Just wondering if you started swaddling the Monkey again? We swaddled one of my twins until she was 5 or 6 months old. It seemed to calm her down and being wrapped up signaled "time to sleep." Might be something easy to add to your routine. Plus, I know of several moms who swear by the miracle blanket (http://www.miracleblanket.com/index.htm).
And congratulations on the birth of Monkey (late to the party, I know). Hope your PIH symptoms have disappeard with his joyful arrival.

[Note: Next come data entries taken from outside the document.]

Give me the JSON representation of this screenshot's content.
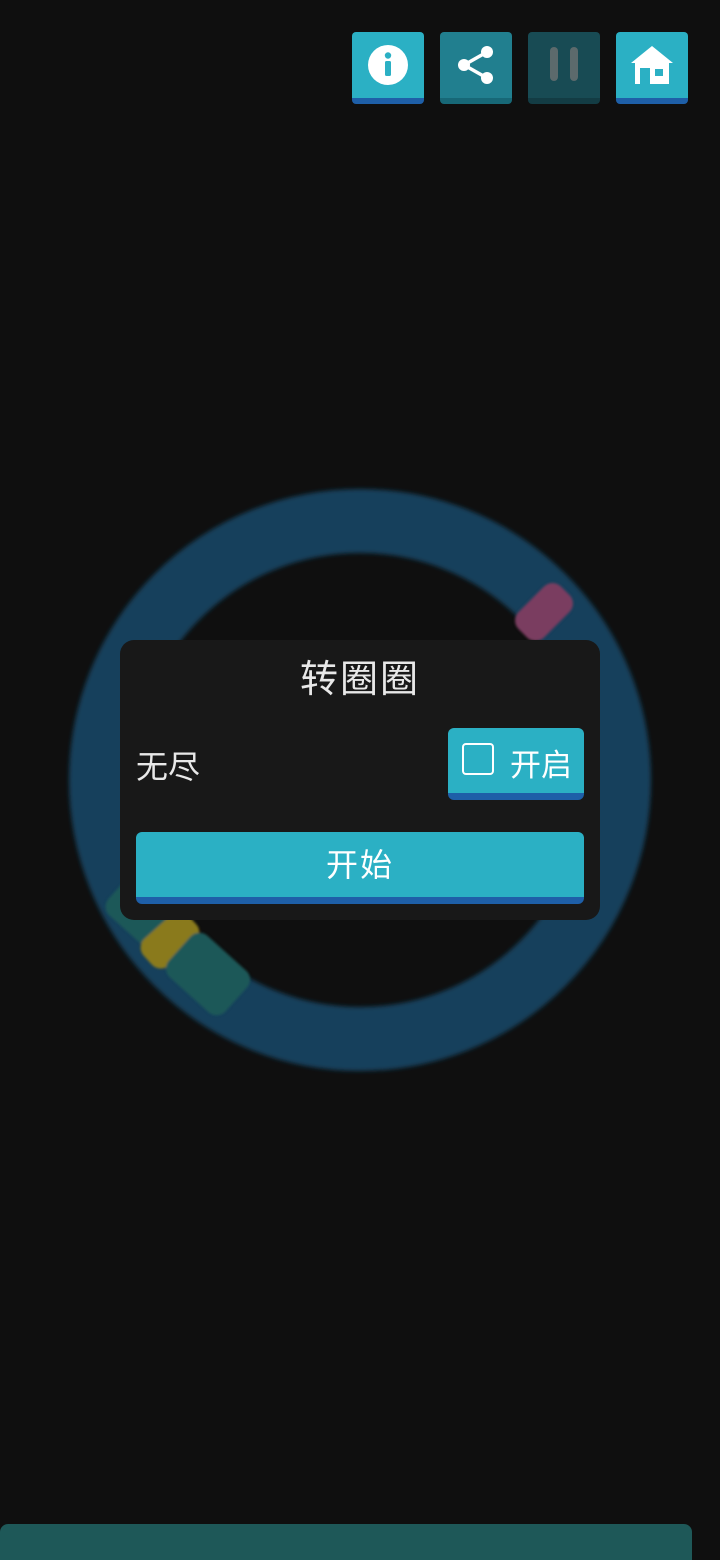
{
  "toolbar": {
    "info_icon": "info-icon",
    "share_icon": "share-icon",
    "pause_icon": "pause-icon",
    "home_icon": "home-icon"
  },
  "dialog": {
    "title": "转圈圈",
    "endless_label": "无尽",
    "toggle_label": "开启",
    "toggle_checked": false,
    "start_label": "开始"
  },
  "colors": {
    "background": "#0f0f0f",
    "accent": "#2bb0c4",
    "accent_shadow": "#1e5fa8",
    "ring": "#133f5c",
    "dialog": "#181818",
    "segment_pink": "#7a3d60",
    "segment_yellow": "#8a7a1e",
    "segment_teal": "#1e5858"
  }
}
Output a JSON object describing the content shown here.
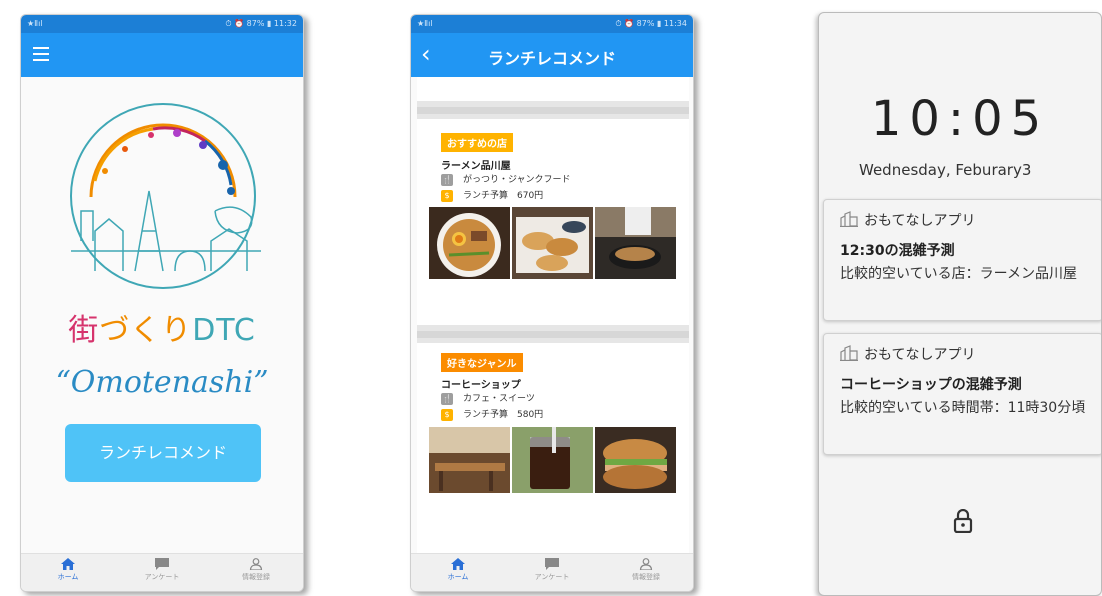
{
  "phone1": {
    "status_left": "★Ⅱıl",
    "status_right": "⏱ ⏰ 87% ▮ 11:32",
    "brand": {
      "part1": "街",
      "part2": "づくり",
      "part3": "DTC"
    },
    "tagline": "“Omotenashi”",
    "main_button": "ランチレコメンド",
    "nav": [
      {
        "label": "ホーム",
        "icon": "home-icon"
      },
      {
        "label": "アンケート",
        "icon": "chat-icon"
      },
      {
        "label": "情報登録",
        "icon": "person-icon"
      }
    ]
  },
  "phone2": {
    "status_left": "★Ⅱıl",
    "status_right": "⏱ ⏰ 87% ▮ 11:34",
    "title": "ランチレコメンド",
    "cards": [
      {
        "badge": "おすすめの店",
        "name": "ラーメン品川屋",
        "genre": "がっつり・ジャンクフード",
        "budget": "ランチ予算　670円"
      },
      {
        "badge": "好きなジャンル",
        "name": "コーヒーショップ",
        "genre": "カフェ・スイーツ",
        "budget": "ランチ予算　580円"
      }
    ],
    "nav": [
      {
        "label": "ホーム"
      },
      {
        "label": "アンケート"
      },
      {
        "label": "情報登録"
      }
    ]
  },
  "phone3": {
    "time": "10:05",
    "date": "Wednesday, Feburary3",
    "notifications": [
      {
        "app": "おもてなしアプリ",
        "title": "12:30の混雑予測",
        "body": "比較的空いている店：ラーメン品川屋"
      },
      {
        "app": "おもてなしアプリ",
        "title": "コーヒーショップの混雑予測",
        "body": "比較的空いている時間帯：11時30分頃"
      }
    ]
  },
  "colors": {
    "primary": "#2196f3",
    "statusbar": "#1c7fd6",
    "button": "#4fc3f7",
    "badge": "#ffb300"
  }
}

Cricket, we have been swaddling for the past week...he busts out of it sometimes (we use the velcro ones, and he still finds his way out). This helps some, we think, but I'm not sure how much longer we'll use them since he's slept pretty well even when he's broken out of them. Thanks for the congrats too. The PIH cleared up after a couple of weeks, before my delivery. My BP was a little high during the birth, but nothing to worry too much about. I'll have my 6-week appointment on Monday to make sure it's come back down!
I like your graph. :)
Someone once told me, "Whenever you figure out a child's sleep pattern they go and change it.", and in my experience that's been spot on. Growing, teething, illness, nightmares - all always seem to throw a wrench in the works. On the plus side that means that they grow out of the annoying phases eventually!